In response, Bush formed a new cabinet-level Department of Homeland Security, sent American forces into Afghanistan to break up the Taliban, a movement under Osama bin Laden that trained financed and exported terrorist teams. The Taliban was successfully disrupted but Bin Laden was not captured and was still on the loose as Bush began his second term. Following the attacks, the president also recast the nation’s intelligence gathering and analysis services, and ordered reform of the military forces to meet the new enemy. At the same time he delivered major tax cuts which had been a campaign pledge. His most controversial act was the invasion of Iraq on the belief that Iraqi President Saddam Hussein posed a grave threat to the United States. Saddam was captured, but the disruption of Iraq and the killing of American servicemen and friendly Iraqis by insurgents became the challenge of Bush’s government as he began his second term. President Bush pledged during his 2005 State of the Union Address that the United States would help the Iraqi people establish a fully democratic government because the victory of freedom in Iraq would strengthen a new ally in the war on terror, bring hope to a troubled region, and lift a threat from the lives of future generations.

Bush was born in New Haven, Connecticut while his father was attending Yale University after service in World War II. The family moved to Midland, Texas, where the senior Bush entered the oil exploration business. The son spent formative years there, attended Midland public schools, and formed friendships that stayed with him into the White House. Bush graduated from Yale, received a business degree from Harvard, and then returned to Midland where he too got into the oil business. In Midland he met and married Laura Welch, a teacher and librarian. They had twin daughters, Jenna and Barbara, now out of college and pursuing careers.

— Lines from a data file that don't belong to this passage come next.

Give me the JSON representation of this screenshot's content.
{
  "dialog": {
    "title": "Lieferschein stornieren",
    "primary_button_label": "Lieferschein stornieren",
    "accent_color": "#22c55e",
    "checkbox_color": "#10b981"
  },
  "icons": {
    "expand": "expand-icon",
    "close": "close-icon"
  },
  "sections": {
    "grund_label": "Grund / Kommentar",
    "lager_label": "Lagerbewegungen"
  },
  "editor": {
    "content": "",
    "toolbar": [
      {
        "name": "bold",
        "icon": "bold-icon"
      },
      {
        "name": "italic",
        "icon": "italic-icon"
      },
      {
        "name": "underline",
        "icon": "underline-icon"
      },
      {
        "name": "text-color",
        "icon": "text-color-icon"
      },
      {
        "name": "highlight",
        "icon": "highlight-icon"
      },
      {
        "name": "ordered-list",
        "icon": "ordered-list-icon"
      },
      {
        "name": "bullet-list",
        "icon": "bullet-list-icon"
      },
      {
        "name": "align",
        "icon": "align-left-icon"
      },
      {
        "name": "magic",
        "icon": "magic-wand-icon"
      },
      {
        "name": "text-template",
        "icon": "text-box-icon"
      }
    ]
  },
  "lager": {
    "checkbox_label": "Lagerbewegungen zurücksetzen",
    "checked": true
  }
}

When George W. Bush, at the age of 54, became the 43rd president of the United States, it was only the second time in American history that a president’s son went on to the White House. John Quincy Adams, elected the sixth president in 1824, was the son of John Adams, the second president. While John Adams had groomed his son to be president, George Bush, the 41st president, insisted he was surprised when the eldest of his six children became interested in politics, became governor of Texas, and then went on to the White House.

During the early part of the 2000 campaign for the White House, Bush enjoyed a double-digit lead in the polls over his opponent Vice President Al Gore Jr. But the gap closed as the election approached and though Gore finally won the popular vote by 543,895 votes, victory or loss of the presidency hinged on Florida’s electoral votes. That struggle through recounts and lawsuits worked its way to the Supreme Court. In the end Bush won the electoral count 271 to 266. His new administration was focused on “compassionate conservatism,” which embraced excellence in education, tax relief and volunteerism among faith-based and community organizations.

Bush was challenged in his re-election bid in 2004 by Massachusetts Democratic Senator John Kerry. The election was a good contest, but Bush’s contention that the invasion of Iraq had made the world more secure against terrorism won the national political debate. Bush was re-elected with 51 percent to 48 percent.

On the inaugural stand, George W. Bush set the theme for his second term: “At this second gathering, our duties are defined not by the words I use, but by the history we have seen together. For half a century, America defended our own freedom by standing watch on distant borders. After the shipwreck of communism came years of relative quiet- and then there came a day of fire. There is only one force of history that can break the reign of hatred and resentment, and expose the pretensions of tyrants, and reward the hopes of the decent and tolerant, and that is the force of human freedom – tested but not weary… we are ready for the greatest achievements in the history of freedom.”